Moreover, in this time of the spread of e-commerce, the State Service on Food Safety and Consumer Protection has new powers to maintain a register of declarations of e-commerce entities that intend to conduct electronic commerce in the manner prescribed by the Cabinet of Ministers of Ukraine. Such a register is open, and e-commerce entities will be able to enter information about themselves on a voluntary and free basis. This option will allow such business entities to gain certain competitive advantages through the openness of information about themselves.
The law is also aimed at strengthening the capacity of public consumer associations that currently do not have enough influence to fully protect violated consumer rights.
For example, the law stipulates that public consumer associations have the right to:
- participate in the process of formation and implementation of state policy in the field of consumer protection;
- inform the public about consumer rights, the results of their activities, as well as provide advice and organize consumer protection trainings;
- study consumer properties of products, their demand, and conduct population surveys o identify public opinion about the quality and safety of products manufactured and sold;
- conduct independently or apply to authorized state agencies for independent examination (research) and testing of products;
- make proposals to restrict or prohibit the introduction or sale, withdrawal from circulation or recall of unsafe or counterfeit products or unauthorized goods with providing supporting documents or copies thereof;
- file lawsuits to protect consumer rights, including regarding an indefinite range of consumers.
It should be noted that public consumer associations, as well as consumers, will not pay court fees in cases related to consumer protection,” Lyudmila Lisina summed up.

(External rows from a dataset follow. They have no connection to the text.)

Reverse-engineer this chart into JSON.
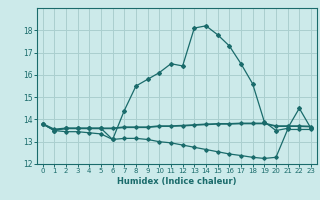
{
  "xlabel": "Humidex (Indice chaleur)",
  "x": [
    0,
    1,
    2,
    3,
    4,
    5,
    6,
    7,
    8,
    9,
    10,
    11,
    12,
    13,
    14,
    15,
    16,
    17,
    18,
    19,
    20,
    21,
    22,
    23
  ],
  "line1": [
    13.8,
    13.5,
    13.6,
    13.6,
    13.6,
    13.6,
    13.1,
    14.4,
    15.5,
    15.8,
    16.1,
    16.5,
    16.4,
    18.1,
    18.2,
    17.8,
    17.3,
    16.5,
    15.6,
    13.9,
    13.5,
    13.6,
    14.5,
    13.6
  ],
  "line2": [
    13.8,
    13.55,
    13.6,
    13.6,
    13.6,
    13.6,
    13.6,
    13.65,
    13.65,
    13.65,
    13.7,
    13.7,
    13.72,
    13.75,
    13.78,
    13.8,
    13.8,
    13.82,
    13.82,
    13.82,
    13.7,
    13.7,
    13.7,
    13.68
  ],
  "line3": [
    13.8,
    13.5,
    13.45,
    13.45,
    13.4,
    13.35,
    13.1,
    13.15,
    13.15,
    13.1,
    13.0,
    12.95,
    12.85,
    12.75,
    12.65,
    12.55,
    12.45,
    12.38,
    12.3,
    12.25,
    12.3,
    13.55,
    13.55,
    13.55
  ],
  "line_color": "#1a6b6b",
  "bg_color": "#cceaea",
  "grid_color": "#aacfcf",
  "ylim": [
    12,
    19
  ],
  "yticks": [
    12,
    13,
    14,
    15,
    16,
    17,
    18
  ],
  "xticks": [
    0,
    1,
    2,
    3,
    4,
    5,
    6,
    7,
    8,
    9,
    10,
    11,
    12,
    13,
    14,
    15,
    16,
    17,
    18,
    19,
    20,
    21,
    22,
    23
  ]
}
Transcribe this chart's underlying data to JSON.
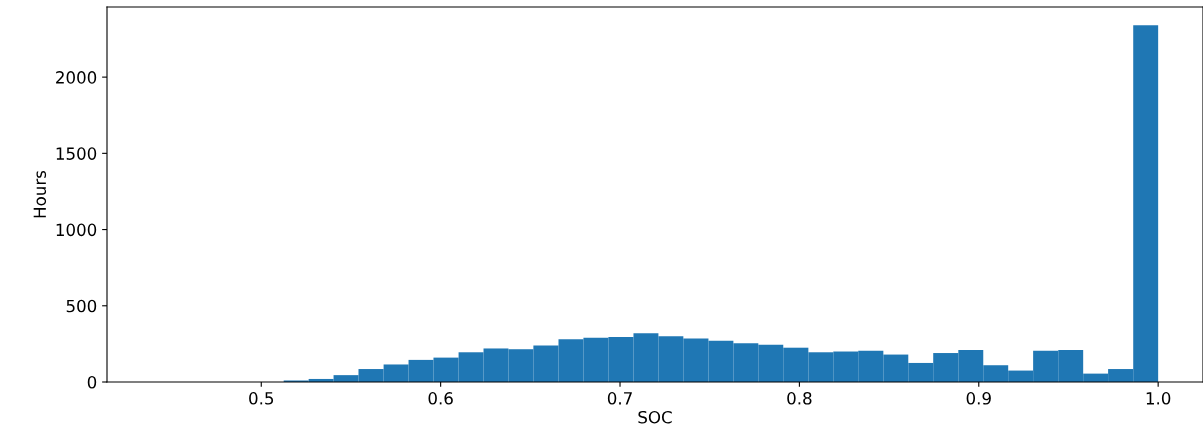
{
  "chart_data": {
    "type": "histogram",
    "xlabel": "SOC",
    "ylabel": "Hours",
    "color": "#1f77b4",
    "bins": [
      0.4985,
      0.5125,
      0.5264,
      0.5403,
      0.5542,
      0.5682,
      0.5821,
      0.596,
      0.61,
      0.6239,
      0.6378,
      0.6517,
      0.6657,
      0.6796,
      0.6935,
      0.7075,
      0.7214,
      0.7353,
      0.7493,
      0.7632,
      0.7771,
      0.791,
      0.805,
      0.8189,
      0.8328,
      0.8468,
      0.8607,
      0.8746,
      0.8886,
      0.9025,
      0.9164,
      0.9303,
      0.9443,
      0.9582,
      0.9721,
      0.9861,
      1.0
    ],
    "values": [
      null,
      10,
      20,
      45,
      85,
      115,
      145,
      160,
      195,
      220,
      215,
      240,
      280,
      290,
      295,
      320,
      300,
      285,
      270,
      255,
      245,
      225,
      195,
      200,
      205,
      180,
      125,
      190,
      210,
      110,
      75,
      205,
      210,
      55,
      85,
      2340
    ],
    "xlim": [
      0.414,
      1.025
    ],
    "xticks": [
      0.5,
      0.6,
      0.7,
      0.8,
      0.9,
      {
        "value": 1,
        "label": "1.0"
      }
    ],
    "ylim": [
      0,
      2460
    ],
    "yticks": [
      0,
      500,
      1000,
      1500,
      2000
    ],
    "grid": false
  }
}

It deserves mentioning that the Verkhovna Rada adopted draft law #5091 “On Guaranteeing Property Rights to Real Estate to Be Constructed in the Future” in the first reading. The drafters of the law assure that its adoption will create effective legal mechanisms for the state to guarantee property rights to unfinished construction projects and future real estate. That is, real estate buyers will be much better protected and receive guarantees of protection of their rights in case of, for example, suspended construction.